Wenige Tage vor dem Zurich Art Weekend sind mehrere Galerien in Zürich versprayt worden – darunter die Galerie Bernheim und das Cabaret Voltaire. Die angegriffenen Orte haben eines gemeinsam: Sie werden entweder von jüdischen Menschen geführt oder stellen Werke von jüdischen Künstler:innen aus. 

Auf den Fenstern oder davor am Boden prangten Schriftzüge wie «Free Palestine», «No art for genicode» und «Intifada for Victory». Auch das rote Dreieck, das von der Terrororganisation Hamas benutzt wird, wurde gesprayt, wie die NZZ schreibt. 
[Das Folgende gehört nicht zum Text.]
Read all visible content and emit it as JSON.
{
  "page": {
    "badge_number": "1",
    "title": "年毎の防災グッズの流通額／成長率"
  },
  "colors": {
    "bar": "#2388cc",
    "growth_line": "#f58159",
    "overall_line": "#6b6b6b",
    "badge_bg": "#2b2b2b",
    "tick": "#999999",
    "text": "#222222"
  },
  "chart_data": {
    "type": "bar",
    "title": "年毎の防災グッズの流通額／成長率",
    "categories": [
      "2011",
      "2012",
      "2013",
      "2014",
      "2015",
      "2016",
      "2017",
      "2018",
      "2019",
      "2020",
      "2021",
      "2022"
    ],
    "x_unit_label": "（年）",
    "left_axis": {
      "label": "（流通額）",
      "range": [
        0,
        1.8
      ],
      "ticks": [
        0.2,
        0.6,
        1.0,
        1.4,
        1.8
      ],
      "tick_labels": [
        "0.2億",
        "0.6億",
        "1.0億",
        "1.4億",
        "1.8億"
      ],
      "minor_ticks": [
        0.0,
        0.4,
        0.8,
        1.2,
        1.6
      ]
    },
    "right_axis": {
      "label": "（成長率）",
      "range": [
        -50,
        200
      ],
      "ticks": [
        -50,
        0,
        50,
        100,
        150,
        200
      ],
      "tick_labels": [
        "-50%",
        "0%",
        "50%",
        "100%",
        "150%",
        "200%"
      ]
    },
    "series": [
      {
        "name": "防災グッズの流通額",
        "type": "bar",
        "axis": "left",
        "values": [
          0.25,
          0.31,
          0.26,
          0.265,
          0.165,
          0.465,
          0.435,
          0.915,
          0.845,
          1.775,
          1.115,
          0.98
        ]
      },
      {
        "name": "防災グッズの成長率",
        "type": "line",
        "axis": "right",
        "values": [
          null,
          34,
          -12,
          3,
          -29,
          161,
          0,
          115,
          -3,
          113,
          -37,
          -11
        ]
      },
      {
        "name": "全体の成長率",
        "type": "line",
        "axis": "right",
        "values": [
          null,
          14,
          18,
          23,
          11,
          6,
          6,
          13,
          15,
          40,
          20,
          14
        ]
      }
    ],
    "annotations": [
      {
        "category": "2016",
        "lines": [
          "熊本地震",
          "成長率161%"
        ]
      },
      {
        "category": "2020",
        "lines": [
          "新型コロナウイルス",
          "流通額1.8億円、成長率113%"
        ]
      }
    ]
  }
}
Dina Pomeranz ist Wirtschaftsprofessorin an der Universität Zürich, ist jüdisch und hat selbst eine Zeit lang in Israel gelebt. 

Simon Jacoby: Warum sind diese Angriffe auf jüdisch geführte Galerien problematisch?

Dina Pomeranz: Wenn man jüdische Menschen für die Handlungen des Staates Israel verantwortlich macht, dann ist das klar antisemitisch. Die meisten jüdischen Leute sind nicht Israelis. Von muslimischen Freund:innen höre ich manchmal, dass sie in ähnlicher Weise für Handlungen der Türkei oder des Irans verantwortlich gemacht werden. Diese Verwechslungen sind genau, was so problematisch ist. Zudem ist es allgemein nicht ok, alle Bürger:innen eines Landes für die Handlungen ihres Staates zu verurteilen.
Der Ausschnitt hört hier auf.